By Priscilla Lynch - 05th Jul 2022

myeloma

The use of autologous stem cell transplant (ASCT) early in the course of treatment showed a significant 21.4-month gain in median PFS in younger, newly-diagnosed multiple myeloma patients compared to patients who received chemotherapy without an initial transplant, according to new research presented at the ASCO 2022 Annual Meeting. No OS benefit has yet been seen using ASCT early, compared to keeping it in reserve. 

In the DETERMINATION trial, 722 patients between the ages of 18 and 65 years were randomly assigned to the two treatment arms at 46 study locations in the US: 357 to the non-transplant arm and 365 to the ASCT arm. Patients were assigned to an initial treatment with melphalan to aid in collecting stem cells, then ASCT, followed by two cycles of a triplet-combination therapy known as RVd – lenalidomide, bortezomib, and dexamethasone – versus three cycles of RVd, followed by stem cell mobilisation (stem cells collected for possible future use if the disease progresses), and then five more cycles of RVd. Both arms received lenalidomide maintenance until progression or intolerable drug toxicity. 

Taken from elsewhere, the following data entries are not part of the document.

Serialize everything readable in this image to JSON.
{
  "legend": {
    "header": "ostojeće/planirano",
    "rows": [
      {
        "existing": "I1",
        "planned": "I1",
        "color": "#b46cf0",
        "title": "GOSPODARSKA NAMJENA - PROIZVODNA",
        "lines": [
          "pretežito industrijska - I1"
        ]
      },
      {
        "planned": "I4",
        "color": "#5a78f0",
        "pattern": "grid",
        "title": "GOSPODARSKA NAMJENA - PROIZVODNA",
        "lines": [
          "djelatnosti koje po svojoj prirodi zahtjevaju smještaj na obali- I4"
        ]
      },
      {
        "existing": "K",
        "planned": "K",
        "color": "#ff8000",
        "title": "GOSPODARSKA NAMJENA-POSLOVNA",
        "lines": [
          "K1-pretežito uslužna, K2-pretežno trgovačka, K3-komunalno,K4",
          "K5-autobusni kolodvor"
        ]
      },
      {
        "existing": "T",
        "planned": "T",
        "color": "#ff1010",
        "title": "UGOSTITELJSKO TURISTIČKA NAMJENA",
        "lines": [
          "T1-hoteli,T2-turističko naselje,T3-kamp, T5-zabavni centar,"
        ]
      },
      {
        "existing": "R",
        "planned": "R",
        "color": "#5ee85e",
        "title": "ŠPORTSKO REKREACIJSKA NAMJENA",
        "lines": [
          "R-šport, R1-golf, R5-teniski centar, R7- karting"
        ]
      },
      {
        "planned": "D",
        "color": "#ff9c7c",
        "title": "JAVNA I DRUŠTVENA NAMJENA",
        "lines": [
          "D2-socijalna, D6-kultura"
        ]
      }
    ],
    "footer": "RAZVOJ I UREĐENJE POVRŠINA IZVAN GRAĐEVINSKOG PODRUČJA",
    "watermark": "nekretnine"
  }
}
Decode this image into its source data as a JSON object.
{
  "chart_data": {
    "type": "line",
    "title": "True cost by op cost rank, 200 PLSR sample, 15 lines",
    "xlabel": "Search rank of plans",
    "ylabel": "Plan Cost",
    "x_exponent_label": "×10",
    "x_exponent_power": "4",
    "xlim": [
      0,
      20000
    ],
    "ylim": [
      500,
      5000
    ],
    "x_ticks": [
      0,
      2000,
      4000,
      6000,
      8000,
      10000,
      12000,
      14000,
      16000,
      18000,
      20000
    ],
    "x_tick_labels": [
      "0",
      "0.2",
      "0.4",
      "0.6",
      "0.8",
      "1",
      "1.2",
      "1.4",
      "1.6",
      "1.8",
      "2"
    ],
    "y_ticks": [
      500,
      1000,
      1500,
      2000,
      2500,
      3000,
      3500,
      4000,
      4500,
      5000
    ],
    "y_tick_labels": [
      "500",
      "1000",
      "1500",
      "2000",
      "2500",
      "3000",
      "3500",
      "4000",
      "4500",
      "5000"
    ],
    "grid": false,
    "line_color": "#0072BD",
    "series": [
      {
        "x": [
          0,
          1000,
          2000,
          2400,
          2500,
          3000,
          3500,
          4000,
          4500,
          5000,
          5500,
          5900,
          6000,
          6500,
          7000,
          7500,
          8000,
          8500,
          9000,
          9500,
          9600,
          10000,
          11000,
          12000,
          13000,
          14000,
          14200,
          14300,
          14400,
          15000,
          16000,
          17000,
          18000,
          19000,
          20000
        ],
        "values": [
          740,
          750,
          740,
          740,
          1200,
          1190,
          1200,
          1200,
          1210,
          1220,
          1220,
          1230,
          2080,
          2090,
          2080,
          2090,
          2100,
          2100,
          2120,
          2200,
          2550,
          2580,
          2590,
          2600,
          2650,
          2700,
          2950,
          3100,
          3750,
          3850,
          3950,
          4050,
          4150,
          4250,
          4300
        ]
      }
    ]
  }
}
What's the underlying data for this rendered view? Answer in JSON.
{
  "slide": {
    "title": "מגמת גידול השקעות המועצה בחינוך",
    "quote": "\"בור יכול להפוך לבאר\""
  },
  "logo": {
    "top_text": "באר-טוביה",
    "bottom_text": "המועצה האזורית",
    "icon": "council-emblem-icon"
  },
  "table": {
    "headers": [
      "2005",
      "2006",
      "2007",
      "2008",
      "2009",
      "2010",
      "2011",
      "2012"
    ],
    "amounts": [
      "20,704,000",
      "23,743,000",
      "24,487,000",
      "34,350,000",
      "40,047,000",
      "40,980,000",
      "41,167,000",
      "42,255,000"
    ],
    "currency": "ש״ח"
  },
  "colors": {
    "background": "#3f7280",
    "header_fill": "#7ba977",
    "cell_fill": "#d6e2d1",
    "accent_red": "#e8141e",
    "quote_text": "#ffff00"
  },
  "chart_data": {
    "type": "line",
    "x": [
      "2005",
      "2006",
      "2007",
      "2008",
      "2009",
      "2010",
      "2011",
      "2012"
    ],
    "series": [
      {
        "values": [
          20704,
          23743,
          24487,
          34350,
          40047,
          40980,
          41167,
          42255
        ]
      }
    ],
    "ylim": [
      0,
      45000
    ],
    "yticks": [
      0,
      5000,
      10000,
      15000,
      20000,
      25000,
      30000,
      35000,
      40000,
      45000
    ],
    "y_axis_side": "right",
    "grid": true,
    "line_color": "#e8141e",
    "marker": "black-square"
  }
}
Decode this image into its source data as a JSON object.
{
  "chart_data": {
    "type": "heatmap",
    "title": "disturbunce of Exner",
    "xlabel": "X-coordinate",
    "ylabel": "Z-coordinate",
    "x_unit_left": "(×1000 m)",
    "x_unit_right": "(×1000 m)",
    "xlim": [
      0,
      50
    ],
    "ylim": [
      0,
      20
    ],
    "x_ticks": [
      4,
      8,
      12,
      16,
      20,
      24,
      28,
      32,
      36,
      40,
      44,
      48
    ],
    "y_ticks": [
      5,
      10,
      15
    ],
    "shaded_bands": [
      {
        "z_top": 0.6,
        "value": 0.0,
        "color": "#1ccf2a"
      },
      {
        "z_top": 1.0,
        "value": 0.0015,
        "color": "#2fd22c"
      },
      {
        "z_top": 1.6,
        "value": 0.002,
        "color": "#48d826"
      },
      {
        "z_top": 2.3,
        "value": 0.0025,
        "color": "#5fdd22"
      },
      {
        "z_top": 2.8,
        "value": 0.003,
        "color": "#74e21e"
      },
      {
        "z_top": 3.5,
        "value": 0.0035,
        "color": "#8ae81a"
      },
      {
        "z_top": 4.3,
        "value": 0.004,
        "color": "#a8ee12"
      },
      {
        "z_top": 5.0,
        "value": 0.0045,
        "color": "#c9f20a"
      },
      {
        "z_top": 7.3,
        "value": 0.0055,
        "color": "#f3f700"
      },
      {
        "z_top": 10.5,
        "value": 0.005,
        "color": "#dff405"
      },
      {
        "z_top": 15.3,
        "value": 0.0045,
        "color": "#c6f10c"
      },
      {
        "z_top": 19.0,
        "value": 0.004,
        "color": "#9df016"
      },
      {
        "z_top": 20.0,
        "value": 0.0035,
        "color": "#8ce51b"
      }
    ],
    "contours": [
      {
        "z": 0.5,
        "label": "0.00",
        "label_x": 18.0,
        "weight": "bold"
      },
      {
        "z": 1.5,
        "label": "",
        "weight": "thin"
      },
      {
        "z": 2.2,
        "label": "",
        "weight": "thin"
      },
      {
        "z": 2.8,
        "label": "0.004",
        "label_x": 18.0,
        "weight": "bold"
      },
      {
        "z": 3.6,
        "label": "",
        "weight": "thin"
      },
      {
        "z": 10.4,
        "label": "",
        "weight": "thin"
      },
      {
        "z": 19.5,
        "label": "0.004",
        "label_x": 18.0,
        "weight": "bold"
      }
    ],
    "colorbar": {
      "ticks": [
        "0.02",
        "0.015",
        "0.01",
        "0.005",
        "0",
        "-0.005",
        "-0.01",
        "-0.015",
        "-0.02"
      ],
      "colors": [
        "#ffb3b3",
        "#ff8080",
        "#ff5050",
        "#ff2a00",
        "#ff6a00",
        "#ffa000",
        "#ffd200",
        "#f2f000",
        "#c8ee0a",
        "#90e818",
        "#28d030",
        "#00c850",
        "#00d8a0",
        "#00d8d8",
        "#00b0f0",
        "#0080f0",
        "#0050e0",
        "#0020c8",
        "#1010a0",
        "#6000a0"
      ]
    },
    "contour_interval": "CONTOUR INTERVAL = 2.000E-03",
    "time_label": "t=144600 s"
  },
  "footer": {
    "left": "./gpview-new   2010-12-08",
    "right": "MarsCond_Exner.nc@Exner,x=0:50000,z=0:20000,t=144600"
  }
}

After a median follow-up of 76 months, median PFS was 46.2 months in the non-transplant arm vs 67.6 months in the ASCT arm at this timepoint. 

“The findings from DETERMINATION will have importance for real-world practice and the treatment of younger patients with multiple myeloma by informing providers and patients alike of the important considerations to be made in selecting treatment options in the newly diagnosed, transplant-eligible setting, as well as important implications for future research,” said lead author Dr Paul G Richardson, Clinical Programme Leader and Director of Clinical Research, Jerome Lipper Multiple Myeloma Center at Dana-Farber Cancer Institute in Boston, US. 

“The prognosis for patients with multiple myeloma has improved substantially over the last 10 years. These findings add to an overall positive trend for patients with multiple myeloma and provide information relevant to the optimal timing of stem cell transplant in this disease,” said ASCO Chief Medical Officer and Executive Vice President Prof Julie R Gralow.